This lasts for all of five seconds.
“Jesus, okay, too warm, Sam. Get off,” Bucky says with a shove. Sam rolls onto his back. Bucky takes the space to spread out his limbs and starfish across the sheets.
“We need more fans,” he announces. Sam laughs, the type of full body, rumbly laugh he has when he’s just come and is still sort of delirious.
“I’m gonna buy you all the fans you want, boy. Gonna keep my baby happy,” he thurms.
“My hero,” Bucky huffs, smirk growing under the arm he’s got draped over his eyes. Sam mutters something like ‘damn right’ before he flops back onto his stomach and creeps his hand up onto the small hilt of Bucky’s bump. Solid, broiling hot, little bump. Sam adores it.
They might invest too much too soon in that bump. Sam, when he does his research and downloads all the pregnancy tracking apps so he can tell Bucky what fruit their baby is the size of each week, reads that expectant couples shouldn’t buy anything baby-related during the first trimester because the risk of loss is higher then. But he goes out and buys a three-month-old sized onesie with the shield on it when Bucky’s barely reached eleven weeks anyways. Maybe they jinx it.

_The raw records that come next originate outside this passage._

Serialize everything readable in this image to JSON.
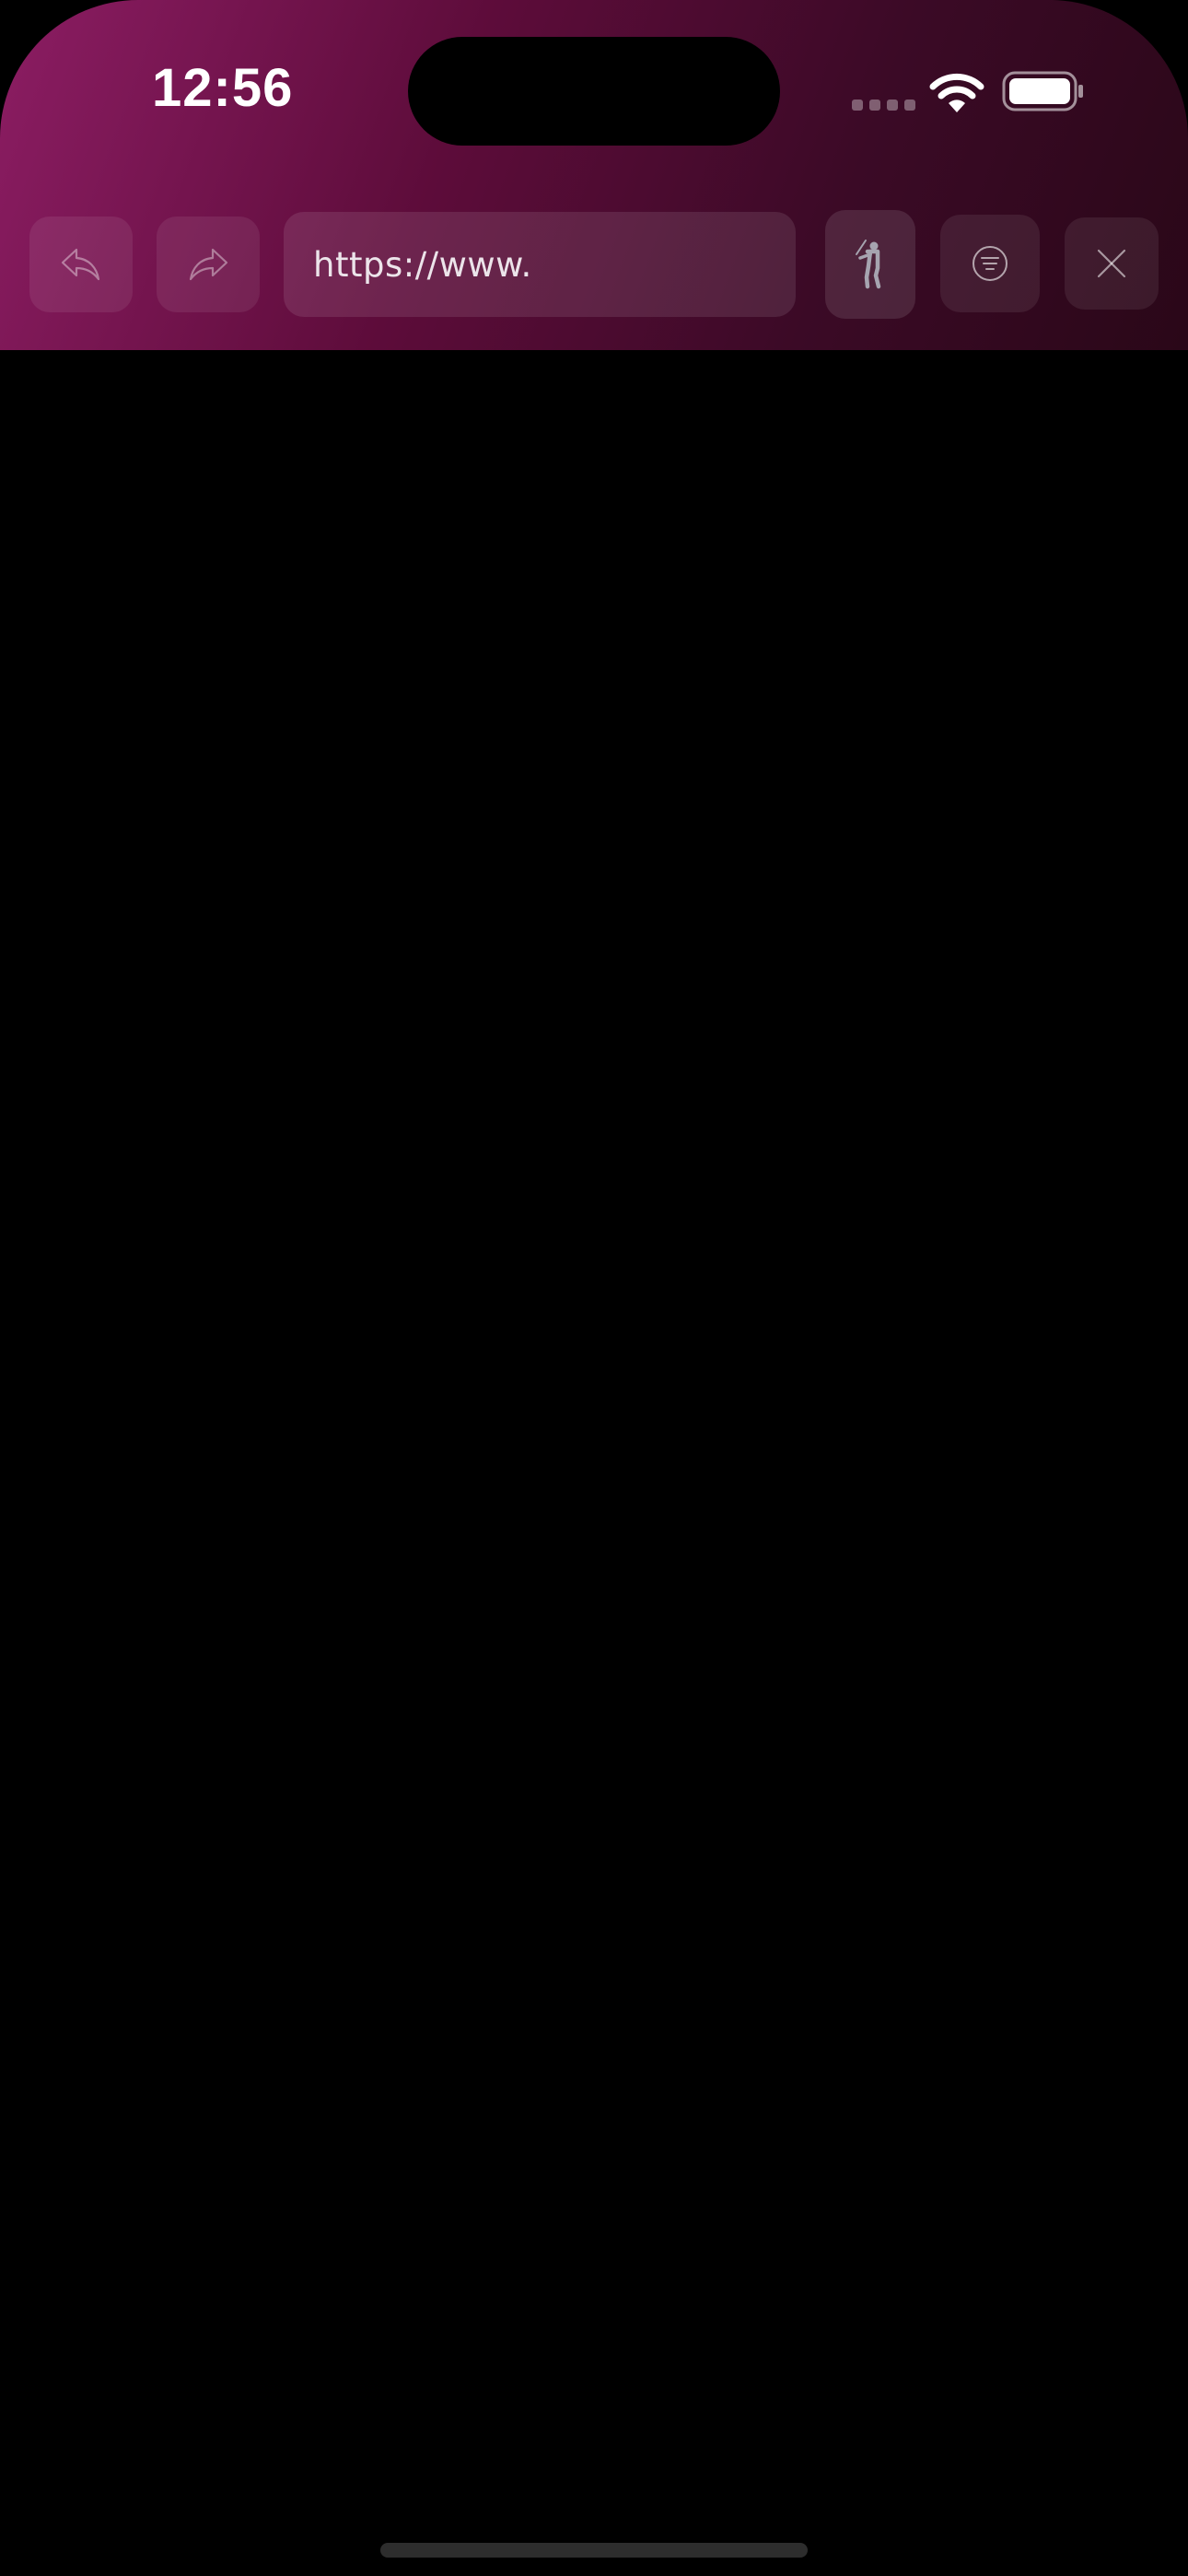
{
  "status_bar": {
    "time": "12:56",
    "icons": [
      "cellular-signal-icon",
      "wifi-icon",
      "battery-icon"
    ]
  },
  "toolbar": {
    "back_icon": "back-arrow-icon",
    "forward_icon": "forward-arrow-icon",
    "url": "https://www.",
    "golf_icon": "golfer-icon",
    "menu_icon": "menu-circle-icon",
    "close_icon": "close-icon"
  },
  "colors": {
    "header_gradient_start": "#8c1d63",
    "header_gradient_end": "#2a0718",
    "content_background": "#000000",
    "text": "#ffffff"
  }
}
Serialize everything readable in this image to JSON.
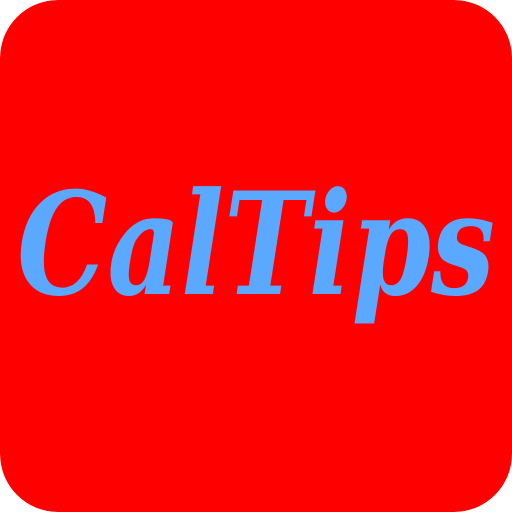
{
  "app_icon": {
    "name": "CalTips",
    "background_color": "#ff0000",
    "text_color": "#5aa8ff",
    "icon_semantic": "caltips-logo-icon"
  }
}
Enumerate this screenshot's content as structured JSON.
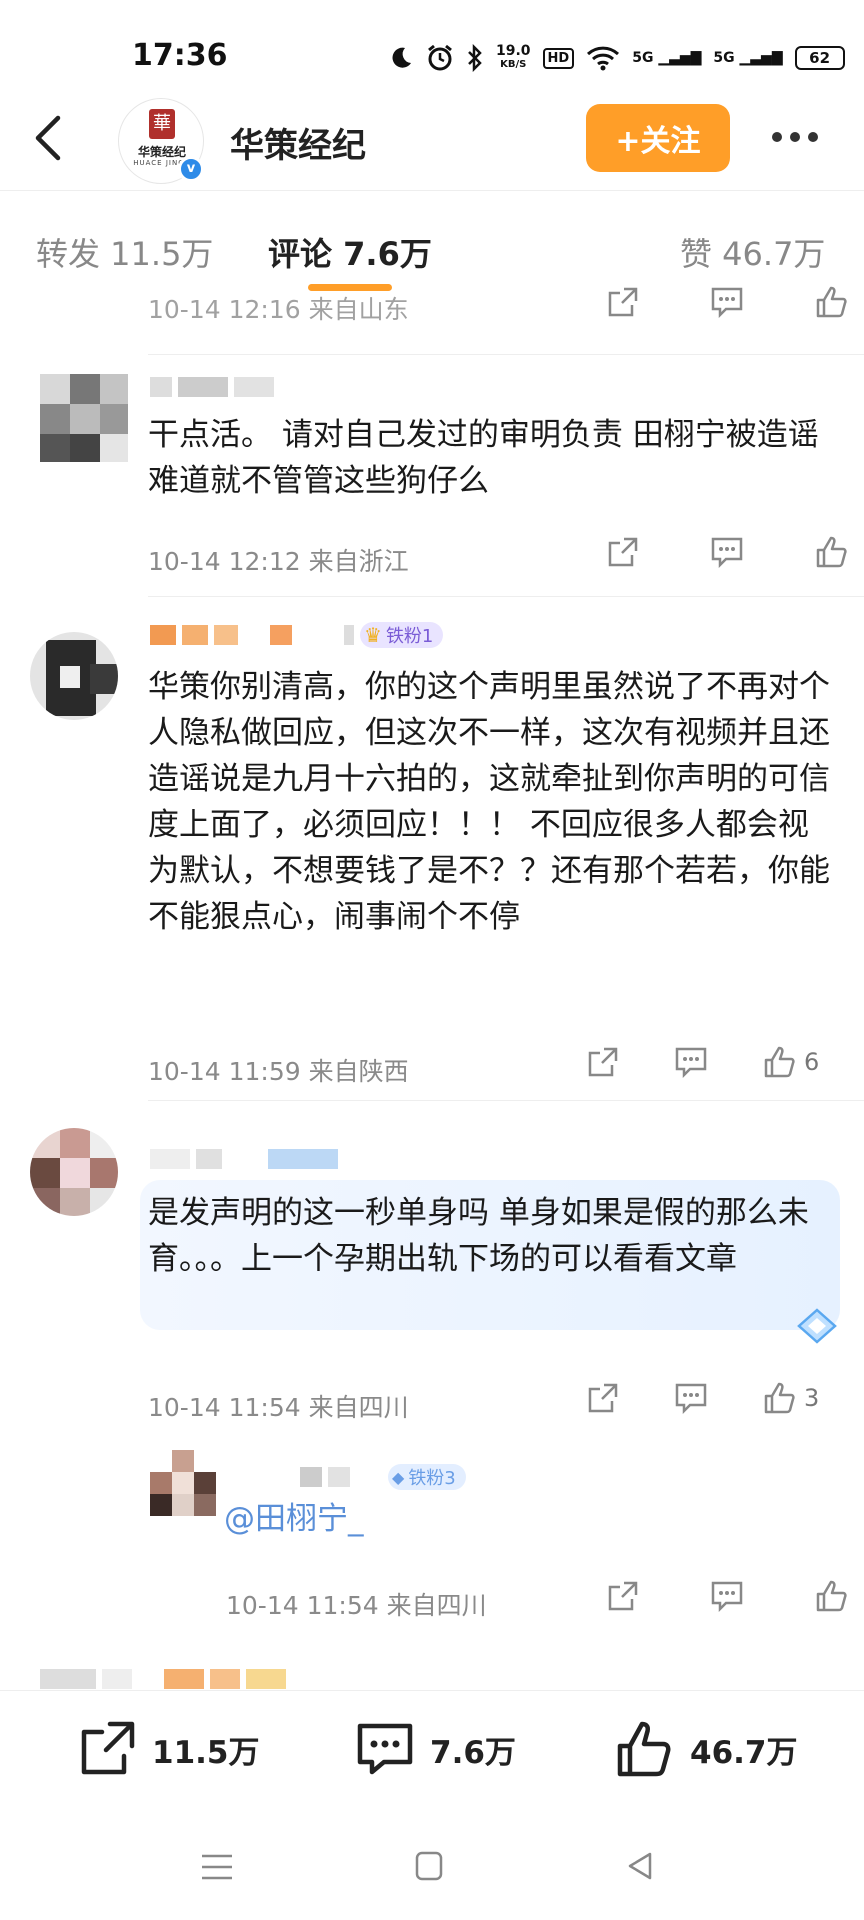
{
  "status_bar": {
    "time": "17:36",
    "net_speed": "19.0",
    "net_unit": "KB/S",
    "hd": "HD",
    "sig1": "5G",
    "sig2": "5G",
    "battery": "62",
    "icons": [
      "moon-icon",
      "alarm-icon",
      "bluetooth-icon",
      "hd-icon",
      "wifi-icon",
      "signal-icon",
      "signal-icon",
      "battery-icon"
    ]
  },
  "header": {
    "account_name": "华策经纪",
    "logo_text": "华策经纪",
    "logo_sub": "HUACE JINGJI",
    "follow_label": "+关注"
  },
  "tabs": {
    "repost": "转发 11.5万",
    "comments": "评论 7.6万",
    "likes": "赞 46.7万"
  },
  "comments": [
    {
      "meta": "10-14 12:16  来自山东",
      "likes": ""
    },
    {
      "text": "干点活。 请对自己发过的审明负责 田栩宁被造谣难道就不管管这些狗仔么",
      "meta": "10-14 12:12  来自浙江",
      "likes": ""
    },
    {
      "badge": "铁粉1",
      "text": "华策你别清高，你的这个声明里虽然说了不再对个人隐私做回应，但这次不一样，这次有视频并且还造谣说是九月十六拍的，这就牵扯到你声明的可信度上面了，必须回应！！！ 不回应很多人都会视为默认，不想要钱了是不？？还有那个若若，你能不能狠点心，闹事闹个不停",
      "meta": "10-14 11:59  来自陕西",
      "likes": "6"
    },
    {
      "text": "是发声明的这一秒单身吗 单身如果是假的那么未育。。。上一个孕期出轨下场的可以看看文章",
      "meta": "10-14 11:54  来自四川",
      "likes": "3"
    }
  ],
  "reply": {
    "badge": "铁粉3",
    "text": "@田栩宁_",
    "meta": "10-14 11:54  来自四川"
  },
  "bottom_bar": {
    "repost": "11.5万",
    "comment": "7.6万",
    "like": "46.7万"
  },
  "colors": {
    "accent": "#ff9e28",
    "verify": "#2e8be8",
    "badge_bg": "#e9e4ff"
  }
}
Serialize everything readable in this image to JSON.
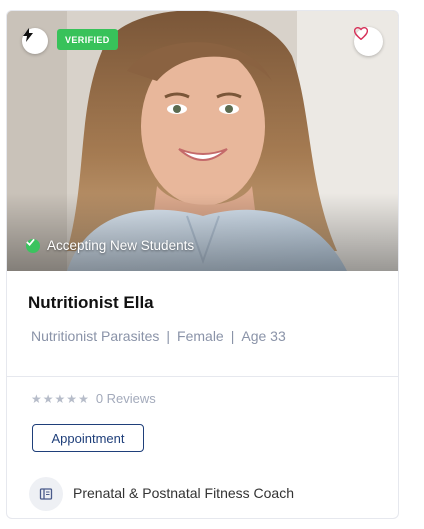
{
  "card": {
    "badge_verified": "VERIFIED",
    "status_text": "Accepting New Students",
    "name": "Nutritionist Ella",
    "meta": {
      "specialty": "Nutritionist Parasites",
      "gender": "Female",
      "age": "Age 33",
      "separator": "|"
    },
    "rating": {
      "stars_filled": 0,
      "stars_total": 5,
      "reviews_label": "0 Reviews"
    },
    "appointment_label": "Appointment",
    "coach_title": "Prenatal & Postnatal Fitness Coach",
    "icons": {
      "top_left": "bolt-icon",
      "top_right": "heart-icon",
      "status": "check-icon",
      "coach": "book-icon"
    },
    "colors": {
      "verified_badge": "#38c25a",
      "heart": "#d7325a",
      "appointment_border": "#1f3f7a",
      "meta_text": "#8a93a8"
    }
  }
}
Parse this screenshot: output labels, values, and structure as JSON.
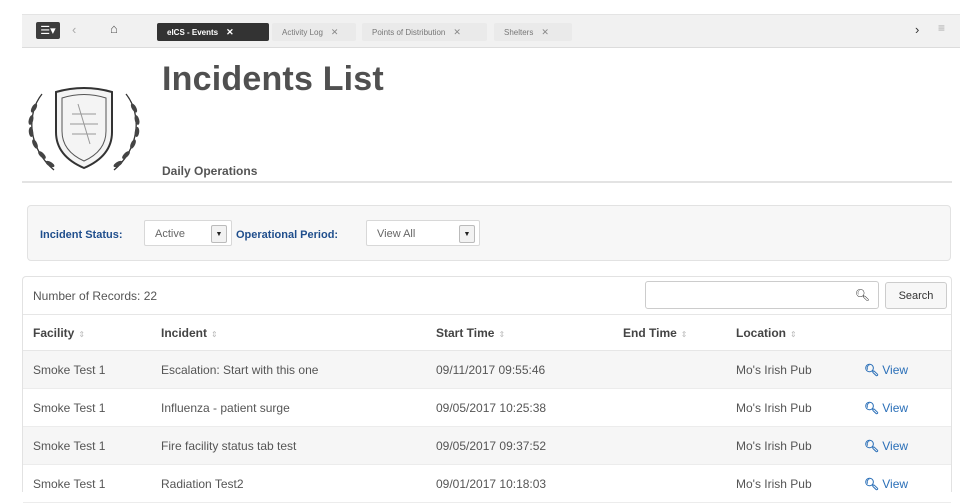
{
  "tabbar": {
    "menu_icon": "menu-icon",
    "tabs": [
      {
        "label": "eICS - Events",
        "active": true
      },
      {
        "label": "Activity Log",
        "active": false
      },
      {
        "label": "Points of Distribution",
        "active": false
      },
      {
        "label": "Shelters",
        "active": false
      }
    ],
    "close_glyph": "✕"
  },
  "header": {
    "title": "Incidents List",
    "subtitle": "Daily Operations"
  },
  "filters": {
    "status_label": "Incident Status:",
    "status_value": "Active",
    "period_label": "Operational Period:",
    "period_value": "View All"
  },
  "records": {
    "count_text": "Number of Records: 22",
    "search_button": "Search",
    "search_placeholder": "",
    "columns": [
      "Facility",
      "Incident",
      "Start Time",
      "End Time",
      "Location",
      ""
    ],
    "rows": [
      {
        "facility": "Smoke Test 1",
        "incident": "Escalation: Start with this one",
        "start": "09/11/2017 09:55:46",
        "end": "",
        "location": "Mo's Irish Pub",
        "action": "View"
      },
      {
        "facility": "Smoke Test 1",
        "incident": "Influenza - patient surge",
        "start": "09/05/2017 10:25:38",
        "end": "",
        "location": "Mo's Irish Pub",
        "action": "View"
      },
      {
        "facility": "Smoke Test 1",
        "incident": "Fire facility status tab test",
        "start": "09/05/2017 09:37:52",
        "end": "",
        "location": "Mo's Irish Pub",
        "action": "View"
      },
      {
        "facility": "Smoke Test 1",
        "incident": "Radiation Test2",
        "start": "09/01/2017 10:18:03",
        "end": "",
        "location": "Mo's Irish Pub",
        "action": "View"
      }
    ]
  },
  "colors": {
    "accent": "#1f4e8c",
    "link": "#2a6fb8",
    "active_tab": "#333333"
  }
}
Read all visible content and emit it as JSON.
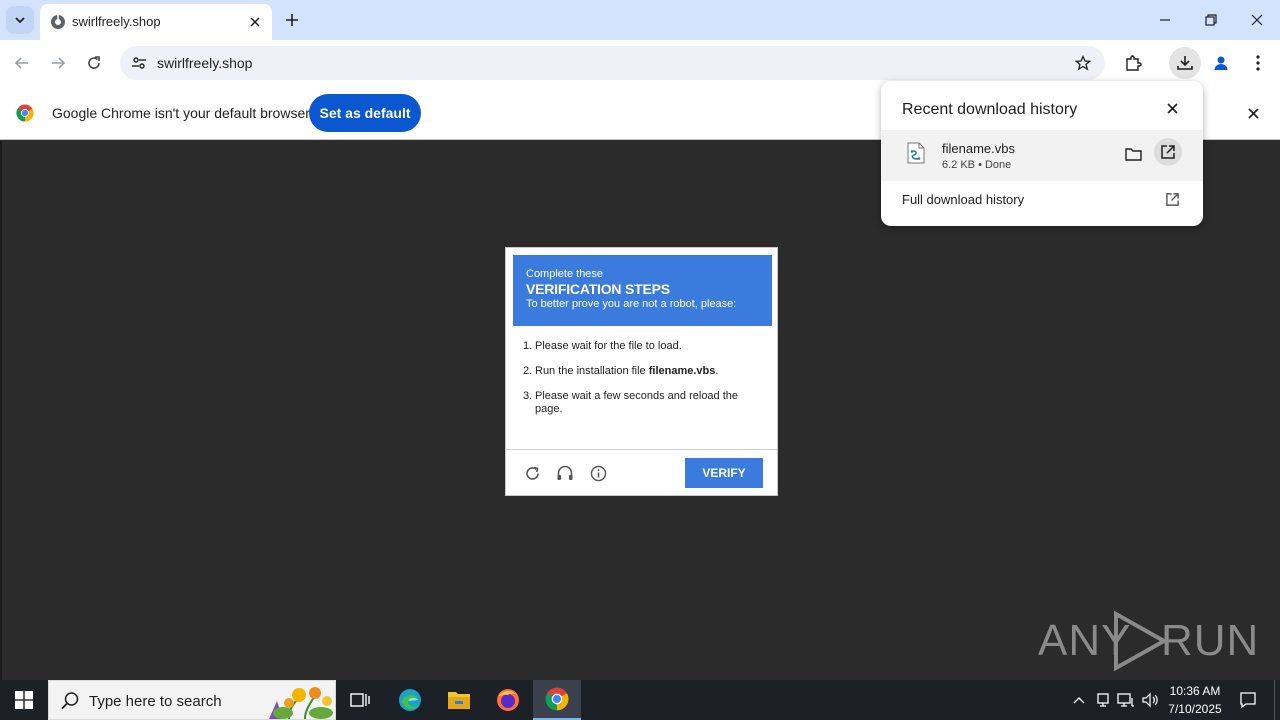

The monitoring makes it all seem so assured. Due to the whole first-of-its-kind factor of Bucky’s pregnancy, his doctors have him coming in weekly at first, which drops to every other week once he reaches twelve weeks along and they finally get the balance of hormone supplements right. Sam goes to these appointments when he can, not as much as he’d like but he does his best, and the doctors tell him that things are progressing as they should, despite the near extraordinary circumstances. Sam cries when they see the ultrasound at Bucky’s twelve week appointment, a head and feet he can make out clear as day, twitching legs that already seem so ready and resilient, real and solid as ever. The scan goes right from the machine to their fridge.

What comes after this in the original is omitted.